Scully is a political conservative and former senior speechwriter for President Bush. His 2002 book, Dominion – The Power of Man, The Suffering of Animals, and the Call to Mercy, has influenced many people, including me. You can get an idea of his considerable writing abilities from his 2005 cover story “Fear Factories: The Case for Compassionate Conservatism – for Animals” for Patrick Buchanan’s magazine, The American Conservative. www.matthewscully.com/fear_factories.htm. Our UFETA chapter has made this article available at our church. The word “conservative” can spark some curiosity in a UU congregation!

Our UFETA and Green Sanctuary chapters have also displayed this pamphlet www.veganoutreach.org/cc.pdf on their table. It has drawn attention particularly among our congregation’s younger members. Vegan Outreach is a primarily volunteer organization that hands out over a million of its pamphlets every year at colleges and high schools, primarily in the U.S. Its posters were used in the two-page advocacy ads that UFETA sponsored in the UU World in May 2006 and May 2007. (This May the UU World will have a statement signed by 40 or so Unitarian Universalist ministers and seminarians.) We also make available PETA’s Vegetarian Starter Kit, which offers a concise overview of the issues and some very appealing pictures of veg food.

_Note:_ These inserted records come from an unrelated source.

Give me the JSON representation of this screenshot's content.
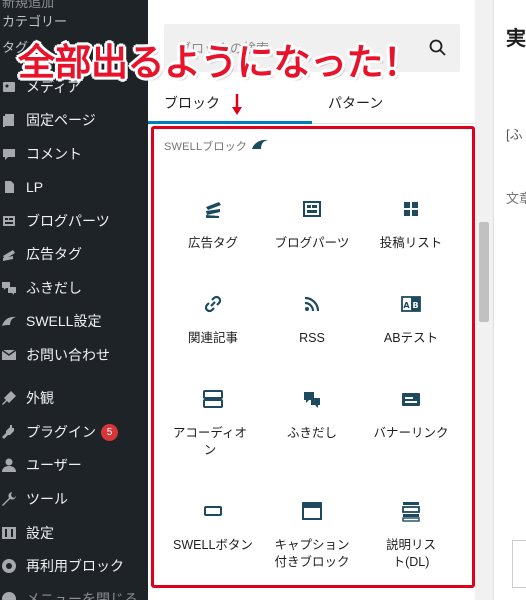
{
  "sidebar": {
    "partial_items": [
      "カテゴリー",
      "タグ"
    ],
    "items": [
      {
        "label": "メディア",
        "icon": "media-icon"
      },
      {
        "label": "固定ページ",
        "icon": "pages-icon"
      },
      {
        "label": "コメント",
        "icon": "comments-icon"
      },
      {
        "label": "LP",
        "icon": "lp-icon"
      },
      {
        "label": "ブログパーツ",
        "icon": "blog-parts-icon"
      },
      {
        "label": "広告タグ",
        "icon": "ad-tag-icon"
      },
      {
        "label": "ふきだし",
        "icon": "balloon-icon"
      },
      {
        "label": "SWELL設定",
        "icon": "swell-icon"
      },
      {
        "label": "お問い合わせ",
        "icon": "mail-icon"
      },
      {
        "label": "外観",
        "icon": "appearance-icon"
      },
      {
        "label": "プラグイン",
        "icon": "plugins-icon",
        "badge": "5"
      },
      {
        "label": "ユーザー",
        "icon": "users-icon"
      },
      {
        "label": "ツール",
        "icon": "tools-icon"
      },
      {
        "label": "設定",
        "icon": "settings-icon"
      },
      {
        "label": "再利用ブロック",
        "icon": "reusable-blocks-icon"
      }
    ]
  },
  "inserter": {
    "search_placeholder": "ブロックの検索",
    "tabs": [
      {
        "label": "ブロック",
        "active": true
      },
      {
        "label": "パターン",
        "active": false
      }
    ],
    "category_title": "SWELLブロック",
    "blocks": [
      {
        "label": "広告タグ",
        "icon": "ad-tag-icon"
      },
      {
        "label": "ブログパーツ",
        "icon": "blog-parts-icon"
      },
      {
        "label": "投稿リスト",
        "icon": "post-list-icon"
      },
      {
        "label": "関連記事",
        "icon": "related-post-icon"
      },
      {
        "label": "RSS",
        "icon": "rss-icon"
      },
      {
        "label": "ABテスト",
        "icon": "ab-test-icon"
      },
      {
        "label": "アコーディオン",
        "icon": "accordion-icon"
      },
      {
        "label": "ふきだし",
        "icon": "balloon-icon"
      },
      {
        "label": "バナーリンク",
        "icon": "banner-link-icon"
      },
      {
        "label": "SWELLボタン",
        "icon": "button-icon"
      },
      {
        "label": "キャプション付きブロック",
        "icon": "caption-block-icon"
      },
      {
        "label": "説明リスト(DL)",
        "icon": "dl-list-icon"
      }
    ]
  },
  "editor": {
    "heading_fragment": "実",
    "shortcode_fragment": "[ふ",
    "text_fragment": "文章"
  },
  "annotation": "全部出るようになった！",
  "colors": {
    "sidebar_bg": "#1d2327",
    "accent": "#007cba",
    "highlight_red": "#e0001b",
    "icon_dark": "#1d4a5e",
    "badge": "#d63638"
  }
}
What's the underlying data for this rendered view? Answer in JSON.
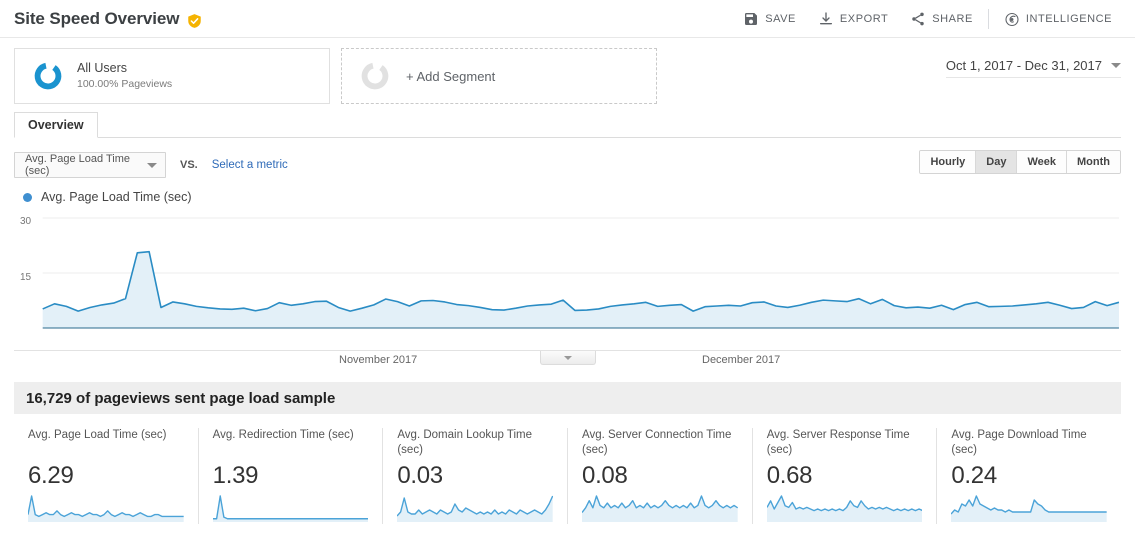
{
  "header": {
    "title": "Site Speed Overview",
    "verified_icon": "verified-shield-icon",
    "actions": [
      {
        "label": "SAVE",
        "icon": "save-floppy-icon"
      },
      {
        "label": "EXPORT",
        "icon": "export-download-icon"
      },
      {
        "label": "SHARE",
        "icon": "share-nodes-icon"
      },
      {
        "label": "INTELLIGENCE",
        "icon": "intelligence-swirl-icon"
      }
    ]
  },
  "segments": {
    "all_users": {
      "name": "All Users",
      "sub": "100.00% Pageviews",
      "icon": "blue-donut-icon"
    },
    "add_segment": {
      "label": "+ Add Segment",
      "icon": "gray-donut-icon"
    }
  },
  "date_range": {
    "value": "Oct 1, 2017 - Dec 31, 2017",
    "caret_icon": "chevron-down-icon"
  },
  "tabs": [
    {
      "label": "Overview",
      "active": true
    }
  ],
  "controls": {
    "metric_select": "Avg. Page Load Time (sec)",
    "metric_caret_icon": "chevron-down-icon",
    "vs_label": "VS.",
    "select_metric_link": "Select a metric",
    "granularity": [
      {
        "label": "Hourly",
        "active": false
      },
      {
        "label": "Day",
        "active": true
      },
      {
        "label": "Week",
        "active": false
      },
      {
        "label": "Month",
        "active": false
      }
    ]
  },
  "sample_banner": {
    "text": "16,729 of pageviews sent page load sample"
  },
  "colors": {
    "line": "#2a8cc4",
    "fill": "#e3f0f8",
    "legend_dot": "#3f8fd0",
    "link": "#2f6bb8",
    "badge": "#f5b301"
  },
  "chart_data": {
    "type": "area",
    "title": "Avg. Page Load Time (sec)",
    "legend": [
      "Avg. Page Load Time (sec)"
    ],
    "legend_position": "top-left",
    "grid": true,
    "xlabel": "",
    "ylabel": "",
    "ylim": [
      0,
      30
    ],
    "yticks": [
      15,
      30
    ],
    "xtick_labels": [
      "November 2017",
      "December 2017"
    ],
    "x": [
      "Oct 1",
      "Oct 2",
      "Oct 3",
      "Oct 4",
      "Oct 5",
      "Oct 6",
      "Oct 7",
      "Oct 8",
      "Oct 9",
      "Oct 10",
      "Oct 11",
      "Oct 12",
      "Oct 13",
      "Oct 14",
      "Oct 15",
      "Oct 16",
      "Oct 17",
      "Oct 18",
      "Oct 19",
      "Oct 20",
      "Oct 21",
      "Oct 22",
      "Oct 23",
      "Oct 24",
      "Oct 25",
      "Oct 26",
      "Oct 27",
      "Oct 28",
      "Oct 29",
      "Oct 30",
      "Oct 31",
      "Nov 1",
      "Nov 2",
      "Nov 3",
      "Nov 4",
      "Nov 5",
      "Nov 6",
      "Nov 7",
      "Nov 8",
      "Nov 9",
      "Nov 10",
      "Nov 11",
      "Nov 12",
      "Nov 13",
      "Nov 14",
      "Nov 15",
      "Nov 16",
      "Nov 17",
      "Nov 18",
      "Nov 19",
      "Nov 20",
      "Nov 21",
      "Nov 22",
      "Nov 23",
      "Nov 24",
      "Nov 25",
      "Nov 26",
      "Nov 27",
      "Nov 28",
      "Nov 29",
      "Nov 30",
      "Dec 1",
      "Dec 2",
      "Dec 3",
      "Dec 4",
      "Dec 5",
      "Dec 6",
      "Dec 7",
      "Dec 8",
      "Dec 9",
      "Dec 10",
      "Dec 11",
      "Dec 12",
      "Dec 13",
      "Dec 14",
      "Dec 15",
      "Dec 16",
      "Dec 17",
      "Dec 18",
      "Dec 19",
      "Dec 20",
      "Dec 21",
      "Dec 22",
      "Dec 23",
      "Dec 24",
      "Dec 25",
      "Dec 26",
      "Dec 27",
      "Dec 28",
      "Dec 29",
      "Dec 30",
      "Dec 31"
    ],
    "series": [
      {
        "name": "Avg. Page Load Time (sec)",
        "values": [
          5.2,
          6.6,
          5.9,
          4.6,
          5.6,
          6.3,
          6.8,
          8.0,
          20.5,
          20.8,
          5.6,
          7.1,
          6.6,
          5.9,
          5.5,
          5.2,
          5.1,
          5.4,
          4.7,
          5.3,
          6.9,
          6.2,
          6.6,
          7.2,
          7.3,
          5.6,
          4.6,
          5.4,
          6.3,
          7.9,
          7.2,
          6.0,
          7.4,
          7.5,
          7.1,
          6.4,
          6.1,
          5.6,
          5.0,
          4.9,
          5.4,
          6.0,
          6.3,
          6.5,
          7.6,
          4.8,
          4.9,
          5.2,
          5.9,
          6.3,
          6.6,
          7.0,
          5.9,
          6.2,
          6.4,
          4.6,
          5.8,
          6.0,
          6.2,
          6.0,
          6.9,
          7.1,
          6.0,
          5.6,
          6.2,
          7.0,
          7.6,
          7.4,
          7.2,
          8.0,
          6.6,
          7.8,
          6.1,
          5.5,
          5.7,
          5.4,
          6.2,
          5.0,
          6.4,
          7.0,
          5.8,
          5.9,
          6.0,
          6.3,
          6.6,
          7.0,
          6.2,
          5.3,
          5.6,
          7.2,
          6.1,
          7.0
        ]
      }
    ]
  },
  "metric_cards": [
    {
      "title": "Avg. Page Load Time (sec)",
      "value": "6.29",
      "sparkline": [
        4,
        14,
        4,
        3,
        4,
        5,
        4,
        4,
        6,
        4,
        3,
        4,
        5,
        4,
        4,
        3,
        4,
        5,
        4,
        4,
        3,
        4,
        6,
        4,
        3,
        4,
        5,
        4,
        4,
        3,
        4,
        5,
        4,
        3,
        3,
        4,
        4,
        3,
        3,
        3,
        3,
        3,
        3,
        3
      ]
    },
    {
      "title": "Avg. Redirection Time (sec)",
      "value": "1.39",
      "sparkline": [
        2,
        2,
        16,
        3,
        2,
        2,
        2,
        2,
        2,
        2,
        2,
        2,
        2,
        2,
        2,
        2,
        2,
        2,
        2,
        2,
        2,
        2,
        2,
        2,
        2,
        2,
        2,
        2,
        2,
        2,
        2,
        2,
        2,
        2,
        2,
        2,
        2,
        2,
        2,
        2,
        2,
        2,
        2,
        2
      ]
    },
    {
      "title": "Avg. Domain Lookup Time (sec)",
      "value": "0.03",
      "sparkline": [
        3,
        5,
        12,
        5,
        4,
        4,
        6,
        4,
        5,
        6,
        5,
        4,
        6,
        5,
        4,
        5,
        9,
        6,
        5,
        7,
        6,
        5,
        4,
        5,
        4,
        5,
        4,
        6,
        4,
        5,
        4,
        6,
        5,
        4,
        6,
        5,
        4,
        5,
        6,
        5,
        4,
        6,
        9,
        13
      ]
    },
    {
      "title": "Avg. Server Connection Time (sec)",
      "value": "0.08",
      "sparkline": [
        4,
        6,
        9,
        6,
        11,
        7,
        6,
        8,
        6,
        7,
        6,
        8,
        6,
        7,
        9,
        6,
        7,
        6,
        8,
        6,
        7,
        6,
        7,
        9,
        7,
        6,
        7,
        6,
        7,
        6,
        8,
        6,
        7,
        11,
        7,
        6,
        7,
        9,
        7,
        6,
        7,
        6,
        7,
        6
      ]
    },
    {
      "title": "Avg. Server Response Time (sec)",
      "value": "0.68",
      "sparkline": [
        9,
        13,
        8,
        12,
        16,
        10,
        9,
        12,
        8,
        9,
        8,
        9,
        8,
        7,
        8,
        7,
        8,
        7,
        8,
        7,
        8,
        7,
        9,
        13,
        10,
        9,
        13,
        10,
        8,
        9,
        8,
        9,
        8,
        9,
        8,
        7,
        8,
        7,
        8,
        7,
        8,
        7,
        8,
        7
      ]
    },
    {
      "title": "Avg. Page Download Time (sec)",
      "value": "0.24",
      "sparkline": [
        4,
        6,
        5,
        9,
        8,
        11,
        8,
        13,
        9,
        8,
        7,
        6,
        7,
        6,
        6,
        5,
        6,
        5,
        5,
        5,
        5,
        5,
        5,
        11,
        9,
        8,
        6,
        5,
        5,
        5,
        5,
        5,
        5,
        5,
        5,
        5,
        5,
        5,
        5,
        5,
        5,
        5,
        5,
        5
      ]
    }
  ]
}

I would also recommend the DVD Peaceable Kingdom. It has influenced a number of people in our congregation, including our minister and her partner, who went from vegetarian to vegan after seeing it. It’s produced by Tribe of Heart www.tribeofheart.org/, and its other film, The Witness, is also outstanding. You can see a trailer for the yet to be released newest version of Peaceable Kingdom at www.tribeofheart.org/tohhtml/pk3previewhome.htm. Tribe of Heart is not distributing the older versions any longer.

If your fellowship has Christian members, then I would recommend materials from the Christian Vegetarian Association www.all-creatures.org/cva/ . Its DVD “Honoring God’s Creation” is wonderful. It includes Fr. John Dear, a board member of the CVA who coincidentally will be speaking at GA in Ft. Lauderdale on Jesus and the question of peace.

Many Unitarian Universalist congregations provide lay led services. If yours does, then members in your fellowship may want to use the opportunity to provide a sermon. Some of these are available at the UFETA website under the “Resources” tab.

As you may know, one of two Study Action Issues that the GA is currently considering for 2008-2011 is “Ethical Eating: Food and Environmental Justice”. If it is selected as an SAI, this would present an excellent opportunity for discussion in your fellowship. You can find more information about it at www.uua.org/socialjustice/issuesprocess/currentissues/55648.shtml

Thanks for taking the time to raise this very important issue in your congregation.